Of the 103 cases of pernio, 7 had symptoms lasting more than 60 days. Only two of those seven patients had lab-confirmed COVID. Initially, the one patient tested negative with nasopharyngeal PCR, and serum IgM and IgG. Six weeks after pernio onset, the patient – still experiencing fatigue and pernio – seroconverted to anti–SARS-CoV-2 IgM positivity.
The other long-haul patient, after a negative PCR, tested positive for SARS-CoV-2 serum IgG 1 month after pernio onset.
Robust immune response?
Dr. Freeman said these patients might have a very high interferon response initially to the virus, which makes for a mild to nonexistent disease, but could create inflammation elsewhere. “I almost view the toes as an innocent bystander of a robust immune response to SARS-CoV-2.”

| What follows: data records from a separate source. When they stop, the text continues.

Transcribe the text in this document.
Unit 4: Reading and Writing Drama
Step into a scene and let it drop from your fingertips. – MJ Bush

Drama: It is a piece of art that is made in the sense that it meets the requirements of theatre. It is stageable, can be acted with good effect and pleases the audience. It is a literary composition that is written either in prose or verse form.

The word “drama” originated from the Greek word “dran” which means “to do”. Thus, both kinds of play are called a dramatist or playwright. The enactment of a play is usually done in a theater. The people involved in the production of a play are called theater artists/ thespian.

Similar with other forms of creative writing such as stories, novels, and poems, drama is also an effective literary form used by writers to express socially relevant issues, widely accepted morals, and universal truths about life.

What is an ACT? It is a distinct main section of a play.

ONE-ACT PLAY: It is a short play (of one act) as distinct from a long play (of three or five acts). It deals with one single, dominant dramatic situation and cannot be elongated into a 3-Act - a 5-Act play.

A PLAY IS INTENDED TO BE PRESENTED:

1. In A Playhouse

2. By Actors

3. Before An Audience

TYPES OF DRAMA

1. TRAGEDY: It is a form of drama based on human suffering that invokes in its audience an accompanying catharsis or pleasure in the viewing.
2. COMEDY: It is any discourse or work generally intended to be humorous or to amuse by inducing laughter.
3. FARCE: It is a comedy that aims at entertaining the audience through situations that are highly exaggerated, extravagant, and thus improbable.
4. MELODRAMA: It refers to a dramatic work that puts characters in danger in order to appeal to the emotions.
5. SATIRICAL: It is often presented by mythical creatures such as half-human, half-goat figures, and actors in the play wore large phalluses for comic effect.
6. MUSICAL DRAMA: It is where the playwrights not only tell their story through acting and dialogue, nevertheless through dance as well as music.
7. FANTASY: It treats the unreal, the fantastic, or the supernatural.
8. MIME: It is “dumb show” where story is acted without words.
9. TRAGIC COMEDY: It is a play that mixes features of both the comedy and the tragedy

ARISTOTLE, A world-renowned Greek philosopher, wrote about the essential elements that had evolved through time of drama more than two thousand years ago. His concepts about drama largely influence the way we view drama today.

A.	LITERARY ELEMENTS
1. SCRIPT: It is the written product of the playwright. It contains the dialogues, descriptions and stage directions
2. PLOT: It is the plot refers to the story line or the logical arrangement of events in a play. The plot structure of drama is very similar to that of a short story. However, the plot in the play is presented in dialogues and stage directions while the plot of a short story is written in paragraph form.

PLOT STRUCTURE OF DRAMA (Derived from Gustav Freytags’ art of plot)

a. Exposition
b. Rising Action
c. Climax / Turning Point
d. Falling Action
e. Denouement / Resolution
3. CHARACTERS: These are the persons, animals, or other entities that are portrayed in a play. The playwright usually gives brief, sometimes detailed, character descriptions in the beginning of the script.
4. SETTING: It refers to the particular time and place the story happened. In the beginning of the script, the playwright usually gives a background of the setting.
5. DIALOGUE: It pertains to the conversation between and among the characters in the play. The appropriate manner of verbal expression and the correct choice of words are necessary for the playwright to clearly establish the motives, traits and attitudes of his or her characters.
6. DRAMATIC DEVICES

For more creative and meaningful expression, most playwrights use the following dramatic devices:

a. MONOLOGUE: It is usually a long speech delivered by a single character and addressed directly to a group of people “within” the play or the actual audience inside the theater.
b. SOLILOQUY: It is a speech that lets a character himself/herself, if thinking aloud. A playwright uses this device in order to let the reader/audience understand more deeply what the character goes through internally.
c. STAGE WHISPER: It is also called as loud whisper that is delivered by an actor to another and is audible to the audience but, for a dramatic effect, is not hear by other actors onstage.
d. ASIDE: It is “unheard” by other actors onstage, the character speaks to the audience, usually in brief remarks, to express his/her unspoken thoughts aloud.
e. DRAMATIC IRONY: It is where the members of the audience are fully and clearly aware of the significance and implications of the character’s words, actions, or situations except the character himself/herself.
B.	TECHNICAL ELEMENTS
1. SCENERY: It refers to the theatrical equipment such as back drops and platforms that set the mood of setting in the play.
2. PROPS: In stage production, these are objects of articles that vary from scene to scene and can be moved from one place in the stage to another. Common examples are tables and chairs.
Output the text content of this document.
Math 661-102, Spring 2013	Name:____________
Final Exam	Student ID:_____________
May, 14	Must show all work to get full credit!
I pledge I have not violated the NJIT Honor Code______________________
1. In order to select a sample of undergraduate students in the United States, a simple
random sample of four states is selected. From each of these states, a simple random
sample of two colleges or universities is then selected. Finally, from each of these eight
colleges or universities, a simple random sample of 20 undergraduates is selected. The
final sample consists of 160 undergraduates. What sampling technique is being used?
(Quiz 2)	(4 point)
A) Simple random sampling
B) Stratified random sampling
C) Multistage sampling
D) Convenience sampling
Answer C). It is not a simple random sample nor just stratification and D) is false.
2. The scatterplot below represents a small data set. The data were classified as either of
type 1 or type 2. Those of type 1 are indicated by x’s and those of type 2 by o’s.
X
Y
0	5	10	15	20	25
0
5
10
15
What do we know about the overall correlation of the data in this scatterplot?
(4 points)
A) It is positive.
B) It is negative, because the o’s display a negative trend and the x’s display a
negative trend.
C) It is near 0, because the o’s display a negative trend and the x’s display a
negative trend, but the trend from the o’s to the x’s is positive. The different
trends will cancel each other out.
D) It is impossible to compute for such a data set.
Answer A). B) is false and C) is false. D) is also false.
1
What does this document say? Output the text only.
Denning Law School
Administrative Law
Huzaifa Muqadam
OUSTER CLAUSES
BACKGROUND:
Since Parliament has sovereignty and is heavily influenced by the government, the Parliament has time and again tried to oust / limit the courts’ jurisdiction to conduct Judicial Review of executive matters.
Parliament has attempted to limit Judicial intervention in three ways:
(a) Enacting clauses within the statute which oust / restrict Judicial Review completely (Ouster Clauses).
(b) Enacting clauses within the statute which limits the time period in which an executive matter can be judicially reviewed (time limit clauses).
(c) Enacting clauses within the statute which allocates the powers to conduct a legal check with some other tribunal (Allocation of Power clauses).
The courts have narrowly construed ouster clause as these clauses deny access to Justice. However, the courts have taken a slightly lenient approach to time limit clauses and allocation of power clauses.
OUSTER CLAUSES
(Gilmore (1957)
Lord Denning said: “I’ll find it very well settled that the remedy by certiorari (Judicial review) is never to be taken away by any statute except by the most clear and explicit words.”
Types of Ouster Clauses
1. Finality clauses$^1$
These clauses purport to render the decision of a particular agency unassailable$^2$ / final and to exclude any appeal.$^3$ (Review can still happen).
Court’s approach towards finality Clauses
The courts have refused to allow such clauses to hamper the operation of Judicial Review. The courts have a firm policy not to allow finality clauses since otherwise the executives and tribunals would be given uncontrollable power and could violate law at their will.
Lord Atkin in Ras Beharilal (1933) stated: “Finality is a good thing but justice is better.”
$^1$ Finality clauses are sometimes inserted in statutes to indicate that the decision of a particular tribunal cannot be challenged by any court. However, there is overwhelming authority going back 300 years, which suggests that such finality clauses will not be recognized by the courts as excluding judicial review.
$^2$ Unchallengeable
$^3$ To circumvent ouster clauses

Although he has not seen extended pernio or other skin manifestations in his patients, Dr. Fernandez said the interferon hypothesis is “fair,” and “the best that’s out there.” Dr. Fernandez is currently studying cutaneous manifestations of COVID-19 as a principal investigator of a trial sponsored by the Clinical and Translational Science Collaborative of Cleveland.
Dr. Ko said in an interview that she has not observed long-haul skin issues in her patients, but Yale colleagues have.
In a study, she and Yale colleagues published in September, SARS-CoV-2 spike protein was detected in perniotic lesions, but not nuclear protein or viral RNA. The test they used – immunohistochemistry – can be nonspecific, which muddied results.
She does not think there is replicating virus in the skin or the lesions. Instead, said Dr. Ko, “either there is viral spike protein that has somehow become disassociated from actively replicating virus that somehow got deposited in endothelial cells,” or the staining “was spurious,” or some other protein is cross-reacting. “And the people who are unlucky enough to have that protein in their endothelial cells can manifest this COVID-toe, COVID-finger phenomenon.”
To her, it’s an unsolved mystery. “The weird thing is, we’ve never before had this much perniosis,” Dr. Ko said.
Dr. Fernandez is not convinced yet, noting that, in Cleveland, more pernio cases were observed in March and April than in the summer. “If it is a manifestation of the infection then you also need the right environment, the cold weather for this manifestation to present,” he said. “Or, it really isn’t a direct manifestation of COVID-19 but may be more related to other factors,” such as lifestyle changes related to limitations implemented to help mitigate the spread of the disease.
“To me the jury is still out whether or not the perniotic lesions really can tell us something about a patient’s exposure and infection with SARS-CoV-2,” he said.
Dr. Freeman reported receiving a grant from the International League of Dermatological Societies and nonfinancial support from the AAD for the study. Dr. Ko reported no conflicts. Dr. Fernadnez had no disclosures.